- Dates active: 1953 – present
- Country: Indonesia
- Active regions: Central Kalimantan and West Kalimantan
- Ideology: Pancasila Indonesian nationalism Dayak regionalism Anti-Islamism

= Mandau Talawang Pancasila =

Paramilitary organization in Indonesia

Mandau Talawang Pancasila (GMTPs, Indonesian: Gerakan Mandau Talawang Pancasila) is a paramilitary organization, based mostly within the Indonesian provinces of Central Kalimantan and West Kalimantan.

== History ==
The organization was founded in November 1953 as "Telabang Pancasila Dayak Sector", and played an active role in opposing the Darul Islam rebellion in South Kalimantan as well as pushing for the creation of a Dayak-dominated province in central Kalimantan. The name of the organization refers to the mandau, a traditional Dayak weapon, the talawang, a shield, and Pancasila, the state ideology of Indonesia. The organization retains the support of Indonesian military and local government.

After the recognition of Indonesian independence in 1949, it was planned that Kalimantan was to be split up into several provinces to simplify governance in the region. However, regionalism in the region arose from the dissatisfaction of the interior Dayak population to provincial government in Banjarmasin which they thought to be dominated by Banjarese. The Indonesian Dayak Kaharingan Union, an association of Dayak politicians, pushed for the creation of their own Dayak-dominated province, but the idea was rejected by the Indonesian Ministry of Home Affairs which argued that the population of the region – just over 500,000 – was too little for a province. Disappointed with the national government, the union formed a paramilitary organization to promote the idea of the creation of a separate province in the interior of Kalimantan as well as holding a congress in Banjarmasin. The paramilitary organization chose to include "Pancasila" in their name to declare that the movement was not about separatism and that they were still loyal to the Indonesian state. However, the paramilitary wing often resorted to hijacking ships in rivers which caused tension with the security forces. The clashes culminated on 22 November 1953 when the group raided the town of Buntok and killed several police in retaliation. At its height, it was estimated that the organization had a membership of 42,000 spanning different religious groups and was divided into three sectoral commands.

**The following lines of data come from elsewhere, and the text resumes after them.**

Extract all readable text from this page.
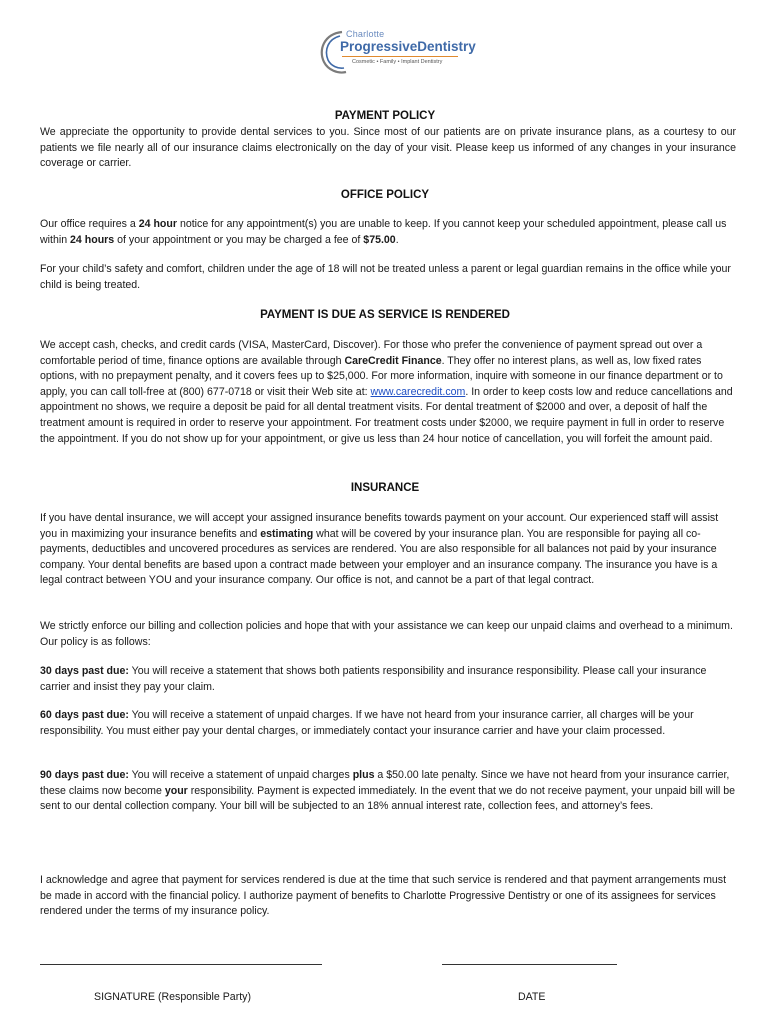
Charlotte
ProgressiveDentistry
Cosmetic • Family • Implant Dentistry
PAYMENT POLICY

We appreciate the opportunity to provide dental services to you. Since most of our patients are on private insurance plans, as a courtesy to our patients we file nearly all of our insurance claims electronically on the day of your visit. Please keep us informed of any changes in your insurance coverage or carrier.

OFFICE POLICY

Our office requires a 24 hour notice for any appointment(s) you are unable to keep. If you cannot keep your scheduled appointment, please call us within 24 hours of your appointment or you may be charged a fee of $75.00.

For your child’s safety and comfort, children under the age of 18 will not be treated unless a parent or legal guardian remains in the office while your child is being treated.

PAYMENT IS DUE AS SERVICE IS RENDERED

We accept cash, checks, and credit cards (VISA, MasterCard, Discover). For those who prefer the convenience of payment spread out over a comfortable period of time, finance options are available through CareCredit Finance. They offer no interest plans, as well as, low fixed rates options, with no prepayment penalty, and it covers fees up to $25,000. For more information, inquire with someone in our finance department or to apply, you can call toll-free at (800) 677-0718 or visit their Web site at: www.carecredit.com. In order to keep costs low and reduce cancellations and appointment no shows, we require a deposit be paid for all dental treatment visits. For dental treatment of $2000 and over, a deposit of half the treatment amount is required in order to reserve your appointment. For treatment costs under $2000, we require payment in full in order to reserve the appointment. If you do not show up for your appointment, or give us less than 24 hour notice of cancellation, you will forfeit the amount paid.

INSURANCE

If you have dental insurance, we will accept your assigned insurance benefits towards payment on your account. Our experienced staff will assist you in maximizing your insurance benefits and estimating what will be covered by your insurance plan. You are responsible for paying all co-payments, deductibles and uncovered procedures as services are rendered. You are also responsible for all balances not paid by your insurance company. Your dental benefits are based upon a contract made between your employer and an insurance company. The insurance you have is a legal contract between YOU and your insurance company. Our office is not, and cannot be a part of that legal contract.

We strictly enforce our billing and collection policies and hope that with your assistance we can keep our unpaid claims and overhead to a minimum. Our policy is as follows:

30 days past due: You will receive a statement that shows both patients responsibility and insurance responsibility. Please call your insurance carrier and insist they pay your claim.

60 days past due: You will receive a statement of unpaid charges. If we have not heard from your insurance carrier, all charges will be your responsibility. You must either pay your dental charges, or immediately contact your insurance carrier and have your claim processed.

90 days past due: You will receive a statement of unpaid charges plus a $50.00 late penalty. Since we have not heard from your insurance carrier, these claims now become your responsibility. Payment is expected immediately. In the event that we do not receive payment, your unpaid bill will be sent to our dental collection company. Your bill will be subjected to an 18% annual interest rate, collection fees, and attorney’s fees.

I acknowledge and agree that payment for services rendered is due at the time that such service is rendered and that payment arrangements must be made in accord with the financial policy. I authorize payment of benefits to Charlotte Progressive Dentistry or one of its assignees for services rendered under the terms of my insurance policy.

SIGNATURE (Responsible Party)	DATE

One of the GMTPs leaders, Sahari Andung, was arrested in December 1956 under charges of subversion, but later was released and tasked with resettling former GMTPs members who had been fighting a guerilla war in the jungle. At the same time, several Dayak politicians approached Kalimantan's governor, Murdjani, to discuss the matter of creation of a new province. On 23 May 1957, Central Kalimantan province was finally created and a peace agreement was reached between the group and security forces in the region. GMTPs itself had officially surrendered to the central government in March 1957. Many of its former members were recruited into the Indonesian Army and the group turned its attention to fighting Darul Islam rebels in South Kalimantan province.

== Recent activity ==
Mandau Talawang Pancasila was allegedly involved in the massacre of the Madurese people in the Sampit conflict and backed by pro-Dayak politicians and military leaders. The organization often opposes the presence of non-Dayak politicians in Central Kalimantan province, such as in 2019 when the group opposed the non-Dayak parliamentary speaker. The organization also supports the disbandment of Islamic Defenders Front, a fundamentalist Islamist organization that they accuse of replacing Pancasila with Islamism and turning Indonesia into caliphate.